A resolution for the end of the world

A resolution for the end of the world

Some reflections on the new year.

Photo by Cru Camara


Not a lot of people know this, but 2018 marked a century since the end of World War 1 — a monumentally bloody conflict that, having claimed between 50 and 100 million deaths worldwide, was described at the time, perhaps naively, as “the war to end all wars.” Happy anniversary.

To commemorate, The Atlantic released a series of photographs documenting the current state of old WW1 battlegrounds, most of these spaces covered in a pall of indifferent grass. An observation post for the British artillery sits obsolete in the middle of a tranquil field. Moss coats the walls of an abandoned bunker. A stand of barbed wire coils around a twig in the obliterated village of Bezonvaux, France: the remains of a human conflict, grown over, made beautiful by the absence of human beings.

The Intergovernmental Panel on Climate Change released a report on the ongoing phenomenon of global warming — if greenhouse gas emissions continue at their current rate and the world’s temperature rises another 1.5°C by even half a degree, then in roughly 12 years, humanity will see greater catastrophes such as: more floods and droughts, increased forest fires, the death of half the insect population, and the total annihilation of our corals.

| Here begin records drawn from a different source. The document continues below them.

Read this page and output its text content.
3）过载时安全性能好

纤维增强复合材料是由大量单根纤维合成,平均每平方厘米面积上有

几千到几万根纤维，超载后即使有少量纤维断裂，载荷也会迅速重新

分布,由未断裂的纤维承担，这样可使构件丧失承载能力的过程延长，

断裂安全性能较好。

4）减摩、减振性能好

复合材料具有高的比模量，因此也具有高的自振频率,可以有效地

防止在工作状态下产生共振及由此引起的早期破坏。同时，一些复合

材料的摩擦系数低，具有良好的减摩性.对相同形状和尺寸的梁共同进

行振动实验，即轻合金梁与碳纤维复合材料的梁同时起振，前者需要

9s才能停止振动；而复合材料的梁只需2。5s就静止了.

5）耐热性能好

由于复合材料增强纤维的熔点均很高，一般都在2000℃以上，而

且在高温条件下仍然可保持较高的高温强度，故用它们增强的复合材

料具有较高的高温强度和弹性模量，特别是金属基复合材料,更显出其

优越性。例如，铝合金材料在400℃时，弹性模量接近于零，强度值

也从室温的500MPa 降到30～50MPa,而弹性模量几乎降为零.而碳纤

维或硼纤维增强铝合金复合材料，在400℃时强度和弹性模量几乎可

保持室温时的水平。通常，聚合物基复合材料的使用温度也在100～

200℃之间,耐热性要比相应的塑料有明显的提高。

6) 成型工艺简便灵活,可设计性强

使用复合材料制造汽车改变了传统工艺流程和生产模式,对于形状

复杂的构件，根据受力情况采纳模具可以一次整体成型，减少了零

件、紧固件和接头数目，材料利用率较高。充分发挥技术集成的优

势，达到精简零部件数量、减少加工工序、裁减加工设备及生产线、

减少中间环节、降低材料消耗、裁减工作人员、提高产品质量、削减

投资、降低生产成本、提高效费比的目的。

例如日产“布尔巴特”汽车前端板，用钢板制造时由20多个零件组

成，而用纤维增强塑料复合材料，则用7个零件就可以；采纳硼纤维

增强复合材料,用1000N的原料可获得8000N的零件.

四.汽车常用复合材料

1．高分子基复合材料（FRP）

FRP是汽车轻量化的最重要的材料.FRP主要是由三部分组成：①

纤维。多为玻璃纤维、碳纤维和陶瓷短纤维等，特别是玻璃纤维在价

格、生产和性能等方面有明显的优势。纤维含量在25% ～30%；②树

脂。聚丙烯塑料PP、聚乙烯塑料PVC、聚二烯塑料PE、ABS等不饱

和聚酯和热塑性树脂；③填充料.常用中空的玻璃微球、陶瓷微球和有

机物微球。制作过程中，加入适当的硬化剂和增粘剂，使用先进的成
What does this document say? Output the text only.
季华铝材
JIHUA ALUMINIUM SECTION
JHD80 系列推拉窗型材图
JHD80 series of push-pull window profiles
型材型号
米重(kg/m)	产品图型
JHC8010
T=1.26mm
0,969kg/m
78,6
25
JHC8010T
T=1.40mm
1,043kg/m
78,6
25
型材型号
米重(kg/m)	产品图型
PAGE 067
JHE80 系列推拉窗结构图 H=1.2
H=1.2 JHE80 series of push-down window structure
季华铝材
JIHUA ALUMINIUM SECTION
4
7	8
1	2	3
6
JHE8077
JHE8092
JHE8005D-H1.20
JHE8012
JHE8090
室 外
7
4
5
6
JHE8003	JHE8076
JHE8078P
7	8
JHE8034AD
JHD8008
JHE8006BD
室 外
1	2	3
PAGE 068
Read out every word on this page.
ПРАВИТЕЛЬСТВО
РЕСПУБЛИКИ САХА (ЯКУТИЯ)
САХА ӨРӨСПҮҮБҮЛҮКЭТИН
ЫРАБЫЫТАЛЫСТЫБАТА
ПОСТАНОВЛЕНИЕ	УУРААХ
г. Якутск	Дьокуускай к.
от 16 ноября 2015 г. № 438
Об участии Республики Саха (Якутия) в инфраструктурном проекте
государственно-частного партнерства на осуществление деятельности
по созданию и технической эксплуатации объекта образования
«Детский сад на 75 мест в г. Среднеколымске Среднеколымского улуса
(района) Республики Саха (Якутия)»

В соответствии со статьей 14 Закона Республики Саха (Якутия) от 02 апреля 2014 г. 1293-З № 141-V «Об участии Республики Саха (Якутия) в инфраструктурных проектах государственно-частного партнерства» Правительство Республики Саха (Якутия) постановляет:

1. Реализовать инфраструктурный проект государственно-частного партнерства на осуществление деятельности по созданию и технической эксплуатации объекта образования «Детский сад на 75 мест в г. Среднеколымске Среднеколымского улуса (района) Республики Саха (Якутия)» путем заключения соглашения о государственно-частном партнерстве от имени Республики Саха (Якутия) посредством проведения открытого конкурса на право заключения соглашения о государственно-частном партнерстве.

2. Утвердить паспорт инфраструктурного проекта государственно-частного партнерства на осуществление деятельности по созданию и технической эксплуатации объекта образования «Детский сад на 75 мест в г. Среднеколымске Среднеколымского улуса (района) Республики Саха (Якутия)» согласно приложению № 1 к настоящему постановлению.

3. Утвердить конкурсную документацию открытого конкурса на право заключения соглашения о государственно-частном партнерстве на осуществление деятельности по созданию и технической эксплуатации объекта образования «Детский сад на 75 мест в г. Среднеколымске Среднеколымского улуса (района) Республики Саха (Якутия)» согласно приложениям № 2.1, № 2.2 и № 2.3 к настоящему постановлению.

Visualize today’s disasters, amped up to their worst possible forms by the year 2030 — an image so paralyzing, the inevitability of it actually seems unreal. Imagine: I will be 37 by the time the earth decides it is done with my complacency. At the mercy of an actual deadline, great minds beg the world’s governments and businesses to stave off the apocalypse.

Both of these issues are stories that I didn’t get to react to in an editorial sense, but they left a mark on 2018. One thing most people don’t understand about online content creation is how merciless the pace can be — so much sh*t happens all the time, faster than I or anybody on this team can process.

Our team spent last Saturday afternoon in a meeting, scoping the year out for possible stories and, by extension, imagining the things we can control. These plans will eventually be derailed, when the president says something so catastrophically stupid it starts a war, or when another musician gets outed as a rapist, or even when one of us starts to leave for greener career pastures. And in each scenario, we will have to respond in some way. We cannot afford not to respond.

A negative emotion is useless unless it’s converted to some kind of fuel, so I spent a lot of the year reading. In her book The Mushroom at the End of the World, Anna Tsing explores the possibility of building hope on top of the remains of destruction, examining sites of possibility in a capitalist, environmentally precarious world through the lens of the matsutake mushroom — a commodity fungus that tends to thrive in sites of ecological disrepair. She writes, “If we end the story with decay, we abandon all hope — or turn our attention to other sites of promise and ruin, promise and ruin,” encouraging us to imagine the ways we can make the most of our current situation of labor and resource scarcity.

The late anti-capitalist philosopher Mark Fisher, however, offers a bleaker thought: “It is easier to imagine an end to the world than an end to capitalism.” I think of friends who would rather die than cry power. Not because they want to, but because it can’t be helped.

I don’t know; I don’t know. I guess I say this because one half of my heart says that the most sensible, even divine thing to do would be to survive, live and dream. But the other half of my heart succumbs.

Funnily enough, Marie Kondo says, “Tidying is the act of confronting yourself; cleaning is the act of confronting nature.” So there’s that. Effective panacea, for now.

It is Dec. 23 as I write this. Drawing closer to the brink of another exhausting year, I am entitled to think about the end of the world.

The New Year’s resolution is an invention, only in so far as it is a special name, dependent on occasion, that we give to the natural human impulse to try and regain our momentum, or equilibrium. When the fireworks go off and fracture with noise and light the void of a pitch black sky bleeding into a new year, suddenly you have nothing to look at except yourself, and everything you were and are and wish you could become. Sensing the end of a year in which you could have become whole but did not, you say to yourself it will be different this time around.

So you look at the previous year, and all that has grown over what you built. And what is everything you went through but an abandoned battlefield, strewn with the obsolete relics of what used to hurt you? Isn’t it something to be proud of, that your greatest accomplishment of 2019 is keeping your sanity and staying alive?

And isn’t it a borderline miracle that you get to try again? That you managed to tear up the black night with noise and light before it could claim you? The answers are already there. But it’s only good form, I think, to begin and end with questions.